When Cao Cao asked him about the situation in Jiangdong, Gu Hui told him that Jiangdong was a prosperous region. He also told Cao Cao that the Shanyue tribes, who were known for being hostile towards Sun Quan's administration, had been pacified and were even willing to serve in Sun Quan's army. Cao Cao laughed and said: "I have marital ties with Sun Quan. We are now in the same family so we should work together to support the Han dynasty. Why are you telling me all this?" Gu Hui replied: "It is precisely because you, Wise Lord, and my lord have such strong ties and a shared loyalty towards the Han dynasty. I know that you would definitely want to know what is happening in Jiangdong. That is why I decided to tell you." Cao Cao treated Gu Hui generously and sent him back to Jiangdong.

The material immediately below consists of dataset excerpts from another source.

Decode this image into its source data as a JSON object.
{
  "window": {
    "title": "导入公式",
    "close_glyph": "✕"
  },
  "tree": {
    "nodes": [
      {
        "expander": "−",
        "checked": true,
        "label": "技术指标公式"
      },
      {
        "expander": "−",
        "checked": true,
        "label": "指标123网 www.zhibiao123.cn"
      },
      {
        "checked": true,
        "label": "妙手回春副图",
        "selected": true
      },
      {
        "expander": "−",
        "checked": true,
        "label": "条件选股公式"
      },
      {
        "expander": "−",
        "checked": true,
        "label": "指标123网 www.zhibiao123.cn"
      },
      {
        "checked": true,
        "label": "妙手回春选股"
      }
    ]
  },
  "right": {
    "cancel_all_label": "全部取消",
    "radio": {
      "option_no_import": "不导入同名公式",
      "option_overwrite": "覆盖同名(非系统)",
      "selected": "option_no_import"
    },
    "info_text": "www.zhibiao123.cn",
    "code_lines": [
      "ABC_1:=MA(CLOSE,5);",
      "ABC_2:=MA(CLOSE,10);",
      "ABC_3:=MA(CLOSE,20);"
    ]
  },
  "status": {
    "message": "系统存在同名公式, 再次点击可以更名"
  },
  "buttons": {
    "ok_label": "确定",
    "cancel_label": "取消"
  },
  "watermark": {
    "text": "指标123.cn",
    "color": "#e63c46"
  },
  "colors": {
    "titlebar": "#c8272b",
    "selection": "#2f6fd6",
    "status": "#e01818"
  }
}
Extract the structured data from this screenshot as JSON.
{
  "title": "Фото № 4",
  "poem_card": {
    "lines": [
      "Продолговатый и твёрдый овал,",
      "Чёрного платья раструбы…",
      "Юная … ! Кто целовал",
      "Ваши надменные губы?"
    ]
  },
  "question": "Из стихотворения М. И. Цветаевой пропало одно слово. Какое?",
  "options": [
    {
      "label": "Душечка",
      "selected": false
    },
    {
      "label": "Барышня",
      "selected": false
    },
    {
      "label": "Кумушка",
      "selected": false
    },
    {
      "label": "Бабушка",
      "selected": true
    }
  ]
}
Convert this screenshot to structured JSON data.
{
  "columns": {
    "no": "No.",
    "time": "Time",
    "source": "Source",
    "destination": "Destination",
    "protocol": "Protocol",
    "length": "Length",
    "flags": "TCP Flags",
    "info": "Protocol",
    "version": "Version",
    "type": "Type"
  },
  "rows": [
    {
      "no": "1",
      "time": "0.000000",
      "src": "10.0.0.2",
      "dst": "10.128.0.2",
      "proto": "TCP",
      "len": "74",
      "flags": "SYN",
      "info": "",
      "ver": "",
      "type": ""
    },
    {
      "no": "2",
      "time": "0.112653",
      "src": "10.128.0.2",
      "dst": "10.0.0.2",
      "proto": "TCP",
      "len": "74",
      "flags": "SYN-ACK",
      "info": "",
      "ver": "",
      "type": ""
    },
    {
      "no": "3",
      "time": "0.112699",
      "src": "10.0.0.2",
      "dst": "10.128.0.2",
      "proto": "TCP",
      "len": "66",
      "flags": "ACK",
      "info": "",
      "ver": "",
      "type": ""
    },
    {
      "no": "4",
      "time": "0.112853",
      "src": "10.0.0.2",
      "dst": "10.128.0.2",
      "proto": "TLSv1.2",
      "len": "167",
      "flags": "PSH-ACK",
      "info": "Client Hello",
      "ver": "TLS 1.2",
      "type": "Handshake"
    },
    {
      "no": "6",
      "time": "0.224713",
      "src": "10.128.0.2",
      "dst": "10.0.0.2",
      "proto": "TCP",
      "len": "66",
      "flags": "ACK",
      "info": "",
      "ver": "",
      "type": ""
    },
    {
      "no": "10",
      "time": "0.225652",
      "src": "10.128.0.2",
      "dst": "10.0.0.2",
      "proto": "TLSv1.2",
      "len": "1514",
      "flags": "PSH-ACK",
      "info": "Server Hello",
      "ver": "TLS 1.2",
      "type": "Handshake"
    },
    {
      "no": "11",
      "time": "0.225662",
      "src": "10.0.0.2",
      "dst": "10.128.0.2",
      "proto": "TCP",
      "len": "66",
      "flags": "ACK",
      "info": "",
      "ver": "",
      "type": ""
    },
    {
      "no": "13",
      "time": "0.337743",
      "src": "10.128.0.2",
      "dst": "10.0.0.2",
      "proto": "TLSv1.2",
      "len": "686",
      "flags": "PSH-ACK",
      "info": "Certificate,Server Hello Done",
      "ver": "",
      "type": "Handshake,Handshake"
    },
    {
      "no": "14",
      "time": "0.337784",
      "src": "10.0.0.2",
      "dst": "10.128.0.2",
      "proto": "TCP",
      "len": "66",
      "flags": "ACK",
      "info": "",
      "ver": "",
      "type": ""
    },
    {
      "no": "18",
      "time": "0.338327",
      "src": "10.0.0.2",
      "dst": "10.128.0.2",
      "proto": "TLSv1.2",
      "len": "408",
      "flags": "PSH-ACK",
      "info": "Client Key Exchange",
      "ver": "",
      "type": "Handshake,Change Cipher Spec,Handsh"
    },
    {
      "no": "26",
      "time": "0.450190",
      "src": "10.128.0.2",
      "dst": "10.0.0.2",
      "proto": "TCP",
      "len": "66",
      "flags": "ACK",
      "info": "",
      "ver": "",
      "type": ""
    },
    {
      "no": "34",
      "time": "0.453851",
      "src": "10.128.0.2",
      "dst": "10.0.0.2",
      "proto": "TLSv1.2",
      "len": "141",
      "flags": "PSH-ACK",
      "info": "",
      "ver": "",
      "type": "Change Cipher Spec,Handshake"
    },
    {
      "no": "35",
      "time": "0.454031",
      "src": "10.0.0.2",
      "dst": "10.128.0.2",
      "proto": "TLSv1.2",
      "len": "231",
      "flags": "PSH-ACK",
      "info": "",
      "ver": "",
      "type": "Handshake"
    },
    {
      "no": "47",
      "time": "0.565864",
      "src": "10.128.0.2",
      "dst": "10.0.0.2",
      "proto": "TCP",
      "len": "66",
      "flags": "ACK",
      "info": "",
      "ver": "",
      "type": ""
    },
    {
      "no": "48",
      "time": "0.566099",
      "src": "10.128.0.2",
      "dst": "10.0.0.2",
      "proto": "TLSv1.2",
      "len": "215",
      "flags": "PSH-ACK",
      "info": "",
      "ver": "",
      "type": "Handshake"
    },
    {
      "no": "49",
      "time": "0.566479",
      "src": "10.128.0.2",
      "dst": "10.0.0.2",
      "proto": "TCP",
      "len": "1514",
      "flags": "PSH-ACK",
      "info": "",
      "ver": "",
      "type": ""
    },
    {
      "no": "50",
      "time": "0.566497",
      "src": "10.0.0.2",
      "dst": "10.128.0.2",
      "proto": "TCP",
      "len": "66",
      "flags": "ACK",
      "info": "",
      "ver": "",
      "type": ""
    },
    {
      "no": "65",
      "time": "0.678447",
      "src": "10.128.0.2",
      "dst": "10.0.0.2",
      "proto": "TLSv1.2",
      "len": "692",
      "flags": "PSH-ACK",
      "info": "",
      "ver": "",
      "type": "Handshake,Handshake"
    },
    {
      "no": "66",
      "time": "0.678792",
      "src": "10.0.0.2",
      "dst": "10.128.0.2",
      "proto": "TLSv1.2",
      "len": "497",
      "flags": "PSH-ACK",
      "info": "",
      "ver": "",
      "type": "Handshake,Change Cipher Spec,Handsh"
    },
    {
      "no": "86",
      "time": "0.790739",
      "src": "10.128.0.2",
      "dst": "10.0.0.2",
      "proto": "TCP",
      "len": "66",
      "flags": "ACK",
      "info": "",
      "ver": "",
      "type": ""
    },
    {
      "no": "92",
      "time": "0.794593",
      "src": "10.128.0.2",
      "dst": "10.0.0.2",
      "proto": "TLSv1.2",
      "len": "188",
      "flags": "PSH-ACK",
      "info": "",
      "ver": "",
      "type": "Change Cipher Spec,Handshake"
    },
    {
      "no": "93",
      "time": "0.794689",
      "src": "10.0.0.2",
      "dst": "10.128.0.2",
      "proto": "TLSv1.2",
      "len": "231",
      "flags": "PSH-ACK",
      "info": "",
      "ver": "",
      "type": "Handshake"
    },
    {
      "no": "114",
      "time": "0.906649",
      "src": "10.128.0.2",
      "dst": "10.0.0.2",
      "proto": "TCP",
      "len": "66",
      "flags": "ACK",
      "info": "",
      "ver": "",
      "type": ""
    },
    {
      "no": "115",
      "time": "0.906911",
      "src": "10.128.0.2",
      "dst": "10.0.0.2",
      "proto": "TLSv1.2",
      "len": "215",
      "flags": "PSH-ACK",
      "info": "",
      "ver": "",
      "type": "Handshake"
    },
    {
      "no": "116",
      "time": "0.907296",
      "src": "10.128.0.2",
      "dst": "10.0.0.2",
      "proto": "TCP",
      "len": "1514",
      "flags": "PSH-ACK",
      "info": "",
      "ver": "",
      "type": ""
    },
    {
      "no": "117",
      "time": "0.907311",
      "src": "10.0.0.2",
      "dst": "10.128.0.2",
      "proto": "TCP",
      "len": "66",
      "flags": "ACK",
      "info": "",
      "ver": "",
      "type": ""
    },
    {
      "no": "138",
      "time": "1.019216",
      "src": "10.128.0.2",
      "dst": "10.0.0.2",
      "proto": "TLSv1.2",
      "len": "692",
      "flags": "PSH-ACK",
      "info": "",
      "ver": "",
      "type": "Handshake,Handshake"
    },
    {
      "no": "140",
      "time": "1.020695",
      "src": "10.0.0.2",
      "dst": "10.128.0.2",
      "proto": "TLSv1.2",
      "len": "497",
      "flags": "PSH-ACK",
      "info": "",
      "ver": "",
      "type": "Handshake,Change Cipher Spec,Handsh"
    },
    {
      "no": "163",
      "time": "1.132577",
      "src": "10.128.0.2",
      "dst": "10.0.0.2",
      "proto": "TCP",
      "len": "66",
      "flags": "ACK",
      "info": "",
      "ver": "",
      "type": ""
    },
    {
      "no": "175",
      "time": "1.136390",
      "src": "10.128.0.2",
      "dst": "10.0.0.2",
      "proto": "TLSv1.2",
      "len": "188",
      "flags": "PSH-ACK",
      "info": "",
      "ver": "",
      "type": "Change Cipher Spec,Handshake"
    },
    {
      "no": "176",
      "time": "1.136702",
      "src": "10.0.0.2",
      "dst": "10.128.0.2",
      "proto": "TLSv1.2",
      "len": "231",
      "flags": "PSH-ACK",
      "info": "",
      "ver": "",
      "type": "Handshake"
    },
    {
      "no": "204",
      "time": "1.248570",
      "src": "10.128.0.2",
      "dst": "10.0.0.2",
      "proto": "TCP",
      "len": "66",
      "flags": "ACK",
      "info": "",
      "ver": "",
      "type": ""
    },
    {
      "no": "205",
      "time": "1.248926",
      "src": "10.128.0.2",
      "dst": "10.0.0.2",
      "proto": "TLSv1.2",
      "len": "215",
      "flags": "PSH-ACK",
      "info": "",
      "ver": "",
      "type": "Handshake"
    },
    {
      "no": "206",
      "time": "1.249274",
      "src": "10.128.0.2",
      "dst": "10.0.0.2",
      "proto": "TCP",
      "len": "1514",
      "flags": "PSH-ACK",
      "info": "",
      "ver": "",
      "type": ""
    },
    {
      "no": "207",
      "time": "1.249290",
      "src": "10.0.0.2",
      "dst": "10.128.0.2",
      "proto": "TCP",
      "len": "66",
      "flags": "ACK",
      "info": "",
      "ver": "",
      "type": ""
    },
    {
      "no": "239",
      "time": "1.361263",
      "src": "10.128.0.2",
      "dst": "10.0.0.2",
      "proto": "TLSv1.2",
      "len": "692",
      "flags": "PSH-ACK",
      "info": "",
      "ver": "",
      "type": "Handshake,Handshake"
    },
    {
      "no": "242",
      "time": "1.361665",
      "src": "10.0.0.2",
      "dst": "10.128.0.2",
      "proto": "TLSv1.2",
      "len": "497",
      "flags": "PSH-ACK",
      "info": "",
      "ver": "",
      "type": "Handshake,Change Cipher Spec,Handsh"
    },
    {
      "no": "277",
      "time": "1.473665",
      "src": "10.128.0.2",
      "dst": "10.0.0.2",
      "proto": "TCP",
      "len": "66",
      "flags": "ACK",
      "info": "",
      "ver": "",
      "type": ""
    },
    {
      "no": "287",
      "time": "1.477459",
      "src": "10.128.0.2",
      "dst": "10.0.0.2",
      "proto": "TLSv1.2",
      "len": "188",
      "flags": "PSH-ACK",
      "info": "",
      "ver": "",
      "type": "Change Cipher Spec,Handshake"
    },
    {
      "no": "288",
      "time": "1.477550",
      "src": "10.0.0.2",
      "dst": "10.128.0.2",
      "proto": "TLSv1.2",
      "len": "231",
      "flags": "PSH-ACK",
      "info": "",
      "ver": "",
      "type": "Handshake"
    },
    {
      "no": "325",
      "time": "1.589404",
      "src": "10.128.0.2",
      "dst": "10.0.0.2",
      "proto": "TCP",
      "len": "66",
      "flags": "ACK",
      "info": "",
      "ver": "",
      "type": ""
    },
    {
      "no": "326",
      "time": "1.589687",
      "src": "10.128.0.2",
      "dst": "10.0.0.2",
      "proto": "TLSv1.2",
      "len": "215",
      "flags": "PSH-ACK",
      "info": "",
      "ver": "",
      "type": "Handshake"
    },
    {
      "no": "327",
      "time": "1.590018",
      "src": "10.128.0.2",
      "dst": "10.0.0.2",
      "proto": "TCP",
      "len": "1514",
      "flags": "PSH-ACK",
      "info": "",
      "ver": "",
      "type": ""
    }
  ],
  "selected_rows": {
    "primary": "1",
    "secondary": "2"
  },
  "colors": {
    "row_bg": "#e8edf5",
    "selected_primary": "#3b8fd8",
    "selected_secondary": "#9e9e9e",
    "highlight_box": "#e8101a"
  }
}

After Gu Hui returned to Jiangdong, Sun Quan asked him what he found out, and so Gu Hui replied: "It is indeed very difficult to assess the intentions of a rival state. However, based on the intelligence I gathered, I know that Cao Cao is at war with Yuan Tan. He has no other designs at the moment."

Sun Quan later appointed Gu Hui as the nominal Administrator of Badong Commandery (巴東郡; around present-day Chongqing), which was not under his control. He also planned to entrust Gu Hui with greater responsibilities, but Gu Hui died shortly after.

==Family==
Gu Hui's elder brother, Gu Yong, served as the second Imperial Chancellor of the state of Eastern Wu founded by Sun Quan in the Three Kingdoms period after the fall of the Eastern Han dynasty.

Gu Hui's son, Gu Yu (顧裕), had the courtesy name Jize (季則). Already well known since he was a youth, Gu Yu served in the Eastern Wu government and the highest position he held was General Who Guards the East (鎮東將軍).